Patient-derived glioblastoma lines have been propagated in our laboratories and orthotopically xenografted into the brains of immunocompromized mice. Invasive cells at the tumor periphery were isolated using laser capture microdissection. The mRNA expression profile of these cells was compared to expression at the tumor core, using normal mouse brain to control for host contamination. Galectin-1, a target identified by screening the resulting data, was stably over-expressed in the U87MG cell line. Sub-clones were assayed for attachment, proliferation, migration, invasion, and in vivo tumor phenotype.

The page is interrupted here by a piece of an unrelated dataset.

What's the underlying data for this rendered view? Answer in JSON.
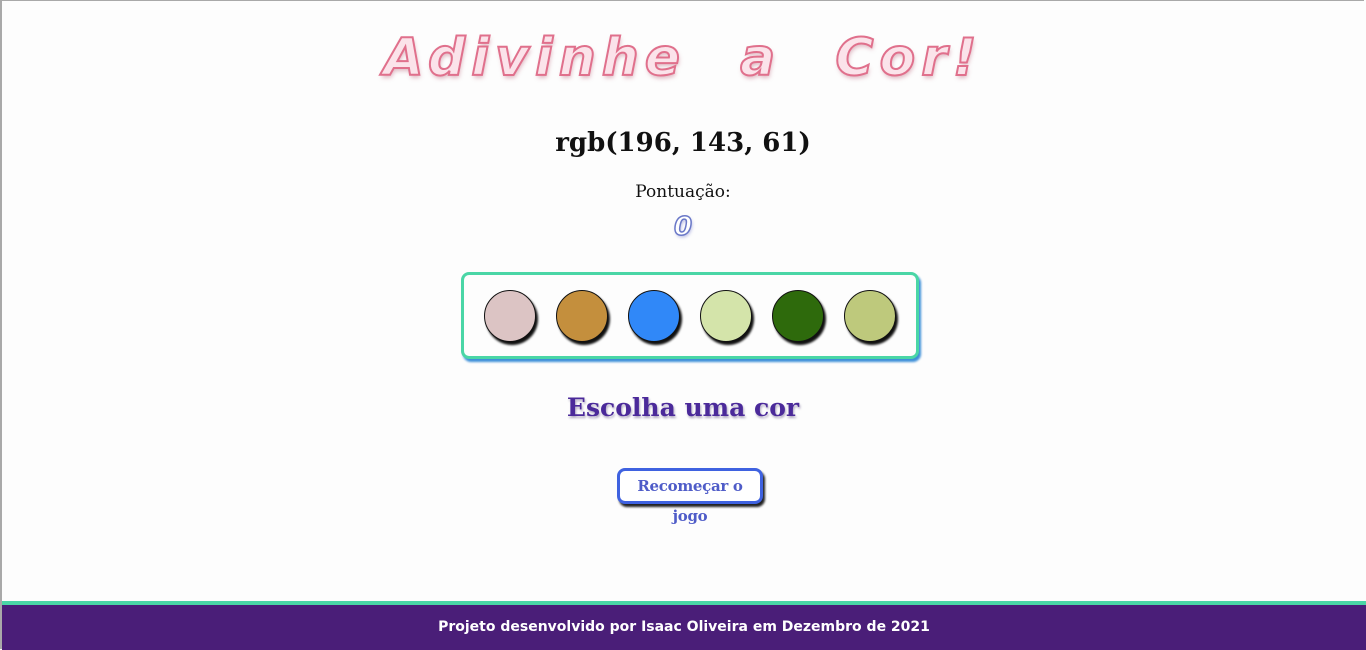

Expression microarray data identified galectin-1 as the most potent marker (p-value 4.0 x 10-8) to identify GBM cells between tumor-brain interface as compared to the tumor core. Over-expression of galectin-1 enhanced migration and invasion in vitro. In vivo, tumors expressing high galectin-1 levels showed enhanced invasion and decreased host survival.
In conclusion, cells at the margin of glioblastoma, in comparison to tumor core cells, have enhanced expression of mediators of invasion. Galectin-1 is likely one such mediator. Previous studies, along with the current one, have proven galectin-1 to be important in the migration and invasion of glioblastoma cells, in GBM neoangiogenesis, and also, potentially, in GBM immune privilege. Targeting this molecule may offer clinical improvement to the current standard of glioblastoma therapy, i.e. radiation, temozolomide, anti-angiogenic therapy, and vaccinotherapy.